4 Comments on "People Spend More Than Twice as Much Time on Netflix as With Friends"

  1. CordCutting Nut | May 16, 2016 at 9:47 pm | Reply

    This site used to be so much better when it focused on really good articles about cord cutting, now it’s just a bunch of clickbait using bad data.

    Did you change editors or something? Time to go back to the old ways.

  2. Michael Smith | May 16, 2016 at 11:23 pm | Reply

    Solution? Just relabel “watching netflix” to “participating in liberal activities” and all will be o.k.

  3. I think a re-evaluation of what is considered socializing for a modern society is in order. We’re busier than generations before, with heavier demands on our time, from work commitments, education and relations & families. People are more selfish with their time these days, so these statistics don’t surprise me in the slightest. However it should be noted that terms like ‘socializing’ and ‘friend’ have a very different context today than they did say 10 or 20 years ago. I definitely spend more time socializing with work colleagues than I do with what would be considered as a ‘friend’ by a member of an older generation. We have ‘friends’ we work-out with, party with, work friends, book/movie/sport clubs, gaming circles, and partners (a friend by another name). These stats above also don’t account for a lot of things, such as multi-screen usage, ‘Netflix and chill’ like activities. But to add a few statistical anomalies this study… I live in a house in Cape Town with 24 other millenials, a common occurrence in this city due to high rental prices… The average daily usage of Netflix on our property is probably closer to 3-4 hours per day. And daily exercise around 1-2 hours, have to schedule our gym times now which is annoying.

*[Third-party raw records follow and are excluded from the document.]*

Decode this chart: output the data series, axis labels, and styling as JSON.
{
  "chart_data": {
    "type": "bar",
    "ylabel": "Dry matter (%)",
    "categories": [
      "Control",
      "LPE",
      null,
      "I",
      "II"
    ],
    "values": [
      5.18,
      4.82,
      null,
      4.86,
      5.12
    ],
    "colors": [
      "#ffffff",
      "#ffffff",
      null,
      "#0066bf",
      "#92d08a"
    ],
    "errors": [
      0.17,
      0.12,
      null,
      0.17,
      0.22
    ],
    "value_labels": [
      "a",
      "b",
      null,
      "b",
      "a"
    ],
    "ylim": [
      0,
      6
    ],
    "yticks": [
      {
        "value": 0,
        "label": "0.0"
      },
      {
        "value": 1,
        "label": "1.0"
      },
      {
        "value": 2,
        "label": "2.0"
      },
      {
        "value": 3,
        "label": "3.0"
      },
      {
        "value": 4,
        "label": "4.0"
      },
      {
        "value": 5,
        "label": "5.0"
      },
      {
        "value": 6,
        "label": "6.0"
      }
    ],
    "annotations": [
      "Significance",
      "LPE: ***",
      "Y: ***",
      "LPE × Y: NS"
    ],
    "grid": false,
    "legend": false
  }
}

  4. Another statistical anomaly that Netflix themselves possibly doesn’t account for is how many of their users fall asleep using their service. I for one am terrible at this, often playing shows on my computer with the screen turned off, as I drift into slumber land as I listen the antics of the lovable Archer or listening to the No. 444 (Korean series ‘Black’) grappling with his humanity.